Allen appeared on the weekends morning segment of the weekend NBC Radio program Monitor in the early 1960s. He also contributed to the sport until the late 1960s. Allen has also provided voiceover narration for Fox Movietone newsreels for many years.

Allen appeared in The Naked Gun, a 1988 comedy film about the Files of the Police Squad.

He was a stadium announcer for the Broadway revival of Damn Yankees in 1994, as himself.

The Yankees informed Allen on September 21, 1964, the closest to the start of the World Series, that his deal with the team will not be renewed for 1965. Both Series participants' main announcers branded the World Series on NBC television in those days. Although Allen was thus unable to call the 1964 World Series, baseball Commissioner Ford Frick honored the Yankees' offer to have former Yankee shortstop Phil Rizzuto, Allen's sidekick in the radio booth, join the crew instead. Allen will be one of only four Yankee World Series going back to 1938, and the first since 1943 (which he'd missed due to Army service) was broadcast.

The Yankees released a terse press release on December 17, 1964, after much media hype and many letters from fans dissatisfied with Allen's withdrawal from the franchise, the Yankees were fired by him; Joe Garagiola replaced Allen's. He was shot and killed by NBC and Movietone shortly afterward. The Yankees have never given an explanation for the sudden dismissal, and rumors have sprangled. Allen was either homosexual, an alcoholic, a heroin user, or had a nervous breakdown, depending on the rumors.

Allen told author Curt Smith that the Yankees had fired him under pressure from the team's long-time sponsor, Ballantine Beer. Allen said he was fired by Ballantine as a cost-cutting measure, which had been suffering poor sales for years (it would eventually be sold in 1969). Allen's medications taken to see him through his tumultuous schedule, according to Smith's book Voices of Summer, may have impacted his on-air success. Allen's heavy workload did not leave him time to worry about his health, according to Stephen Borelli, another biographer.)

Allen played for the Milwaukee Braves games in 1965 and 1968, and he appeared on television in Cleveland Indians games. However, he will not commit to either team fully nor to the Oakland Athletics, who also wanted to add him after the team's move from Kansas City. Despite his firing in 1964, Allen remained faithful to the Yankees for the remainder of his life, and to this day—years after his death—he is still regarded as "the Voice of the Yankees" in some cases.

Allen was eventually brought back to emcee special Yankee Stadium, including Old Timers' Day, which Allen had originally handled when he was lead announcer.

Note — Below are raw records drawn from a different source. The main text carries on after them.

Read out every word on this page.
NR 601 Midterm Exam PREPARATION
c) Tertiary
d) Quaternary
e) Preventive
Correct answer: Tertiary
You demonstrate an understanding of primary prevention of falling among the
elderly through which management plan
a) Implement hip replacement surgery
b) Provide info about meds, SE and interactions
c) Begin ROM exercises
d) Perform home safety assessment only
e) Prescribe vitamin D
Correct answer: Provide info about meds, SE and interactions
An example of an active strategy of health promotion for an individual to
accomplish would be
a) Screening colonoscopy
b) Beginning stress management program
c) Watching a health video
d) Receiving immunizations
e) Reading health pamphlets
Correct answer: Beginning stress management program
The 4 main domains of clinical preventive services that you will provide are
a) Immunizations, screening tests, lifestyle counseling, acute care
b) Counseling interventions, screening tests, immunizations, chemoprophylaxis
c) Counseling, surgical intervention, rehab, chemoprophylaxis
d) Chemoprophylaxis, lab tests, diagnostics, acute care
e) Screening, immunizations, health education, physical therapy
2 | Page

Despite the fact that Yankee broadcaster Frank Messer, who joined the team in 1968, has been emcee for Old Timers' Day and other special events, such as Mickey Mantle Day, the Yankees continued to invite Allen to call the actual exhibition game between the Old Timers and spectators' Number-Retirement ceremonies.

Allen was brought back to the Yankees' on-air team in 1976 as a pre/post-game host for the cable television broadcasts with John Sterling, and later called play-by-play for the first time. With Phil Rizzuto, Bill White, Frank Messer, and occasionally Fran Healy, he announced Yankees cable telecasts on SportsChannel New York (now MSG Plus).

Allen stayed with the Yankees' play-by-play crew until 1985 and made occasional appearances on Yankee television shows and commercials into the late 1980s. Allen called play-by-play for a WPIX Yankees game in 1990, making him the first seven-decade announcer in baseball. Allen's memorable moments in his later years included Yankee outfielder Reggie Jackson's 400th home run in 1980 and Yankee pitcher Dave Righetti's no-hitter on July 4, 1983.